Crisis Intervention Training: How a Police Program Can Save Lives
Sometimes psychiatric symptoms can cause an encounter with the police. Sadly, these encounters don't always bode well for the person with a mental illness. More Than Borderline's Becky Oberg talks about how specialized training can save lives by teaching police officers how to deal with people in a psychiatric crisis.
APA Reference
Oberg, B.
(2013, April 30). Crisis Intervention Training: How a Police Program Can Save Lives, HealthyPlace. Retrieved
on 2024, December 22 from https://www.healthyplace.com/blogs/borderline/2013/04/crisis-intervention-training-how-a-police-program-can-save-lives
Author: Becky Oberg
Nice answers in return of this question with solid arguments and
telling everything concerning that.
Hi,
I used to read the Healthy Place blogs a few years ago, and found them to be a really good source of information about what mental illness is really like.

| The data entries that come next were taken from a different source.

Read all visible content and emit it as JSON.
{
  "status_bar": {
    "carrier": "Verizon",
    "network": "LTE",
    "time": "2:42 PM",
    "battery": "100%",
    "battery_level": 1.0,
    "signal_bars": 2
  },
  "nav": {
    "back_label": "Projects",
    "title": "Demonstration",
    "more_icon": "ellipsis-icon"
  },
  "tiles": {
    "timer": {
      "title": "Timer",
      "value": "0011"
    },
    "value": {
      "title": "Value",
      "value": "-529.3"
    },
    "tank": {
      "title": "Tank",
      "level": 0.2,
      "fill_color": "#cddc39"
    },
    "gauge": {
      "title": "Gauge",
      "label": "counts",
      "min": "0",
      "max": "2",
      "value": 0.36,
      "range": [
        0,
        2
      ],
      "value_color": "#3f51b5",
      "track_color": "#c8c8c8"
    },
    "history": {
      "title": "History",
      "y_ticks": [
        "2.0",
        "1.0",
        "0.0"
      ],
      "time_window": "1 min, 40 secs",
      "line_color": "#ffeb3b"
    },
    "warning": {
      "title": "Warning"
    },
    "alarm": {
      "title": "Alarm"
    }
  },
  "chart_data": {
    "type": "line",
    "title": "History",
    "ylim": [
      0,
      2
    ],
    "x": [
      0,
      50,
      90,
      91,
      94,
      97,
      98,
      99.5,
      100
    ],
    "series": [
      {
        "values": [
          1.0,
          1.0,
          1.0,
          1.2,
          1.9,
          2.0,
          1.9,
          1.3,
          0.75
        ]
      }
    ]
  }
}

Although unrelated to this posting, I was wanting to ask your opinion about something. Recently a psychiatrist told me that "people with borderline personality disorder have a harder time than other people [in understanding other people]". I was really hurt and offended, as I don't think that that's true at all, and promotes the stigma of BPD, and was a horrific thing for a psychiatrist to say. Although she's since apologised (but hasn't said that she doesn't really think that), she doesn't seem to think of it as big of a deal as I do. I asked a friend of mine if she thought it's true what the psychiatrist said, but she hasn't responded (I asked though text), and I don't want to ask again, because I think it might have upset her.
Basically, I'm wondering, do you think it's true what the psychiatrist said about people with BPD, and do you think it's a big deal that she made a negative generalisation about people with BPD?